Saga Andersson (born 30 March 2000) is a track and field athlete from Finland. She has won multiple Finnish indoor national championships in the pole vault.

==Early life==
Andersson trains in Myllypuro in eastern Helsinki, and competes for Espoo IF. She is coached by her father Björn Andersson. Her younger sister Silja Andersson also competes as a pole vaulter.

==Career==
In 2017, Andersson set a personal best height of 4.42m and finished fourth in the pole vault at the 2017 European Athletics U20 Championships. She won the Finnish Indoor Athletics Championships title that year, and retained her title in 2018.

In February 2022, she won the Finnish Indoor Athletics Championships in Kuopio. In June 2022, Andersson set a new personal best clearance of 4.43m. She finished second behind Elina Lampela at the Finnish Athletics Championships in June 2022, with a height of 4.25 metres. Later that year, she competed at the 2022 World Athletics Championships in Eugene, Oregon, finishing in 16th place. Later that year she also competed at 2022 European Athletics Championships in Munich, finishing in 13th place.
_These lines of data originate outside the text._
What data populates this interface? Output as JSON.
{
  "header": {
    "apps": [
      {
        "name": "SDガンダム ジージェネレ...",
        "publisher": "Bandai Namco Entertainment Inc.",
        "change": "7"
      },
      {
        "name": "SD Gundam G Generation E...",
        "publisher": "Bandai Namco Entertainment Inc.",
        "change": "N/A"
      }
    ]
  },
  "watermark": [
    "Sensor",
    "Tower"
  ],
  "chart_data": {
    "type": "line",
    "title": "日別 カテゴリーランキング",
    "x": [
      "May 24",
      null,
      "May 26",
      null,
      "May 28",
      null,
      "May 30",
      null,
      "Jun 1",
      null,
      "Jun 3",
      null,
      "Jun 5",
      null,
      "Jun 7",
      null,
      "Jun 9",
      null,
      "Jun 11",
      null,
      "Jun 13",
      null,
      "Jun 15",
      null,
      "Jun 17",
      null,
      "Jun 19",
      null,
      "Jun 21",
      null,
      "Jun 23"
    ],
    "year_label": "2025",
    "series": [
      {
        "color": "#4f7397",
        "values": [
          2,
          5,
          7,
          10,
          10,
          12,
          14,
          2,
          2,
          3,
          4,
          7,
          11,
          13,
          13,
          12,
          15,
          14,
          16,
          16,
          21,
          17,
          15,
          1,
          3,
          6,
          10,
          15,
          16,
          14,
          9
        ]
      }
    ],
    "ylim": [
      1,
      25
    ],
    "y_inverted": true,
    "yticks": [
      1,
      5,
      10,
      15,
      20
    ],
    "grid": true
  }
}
Andersson finished second behind Lampela again at the Finnish Indoor Championships in February 2023. Andersson improved her personal best to 4.50m at the Nordic Championships in Copenhagen in May 2023. She was runner-up to Wilma Murto at the 2023 Finnish Championships with 4.40 metres.

Andersson was runner-up to her sister at the 2025 Finnish Indoor Championships. She was named in the Finnish team for the 2024 European Athletics Championships in Rome, but did not progress to the final. She competed at the 2025 European Athletics Indoor Championships in Apeldoorn, Netherlands, but did not progress to the final.

Andersson competed at the 2025 World Athletics Championships in Tokyo, Japan, in September 2025, without advancing to the final.

Andersson was runner-up to Wilma Murto at the 2026 Finnish Indoor Championships with a clearance of 4.41 metres in Espoo. In August 2026, she competed at the 2026 European Athletics Championships in Birmingham, England.

==Personal life==
Andersson has a following on social media, and has posted videos on social media which have had millions of views.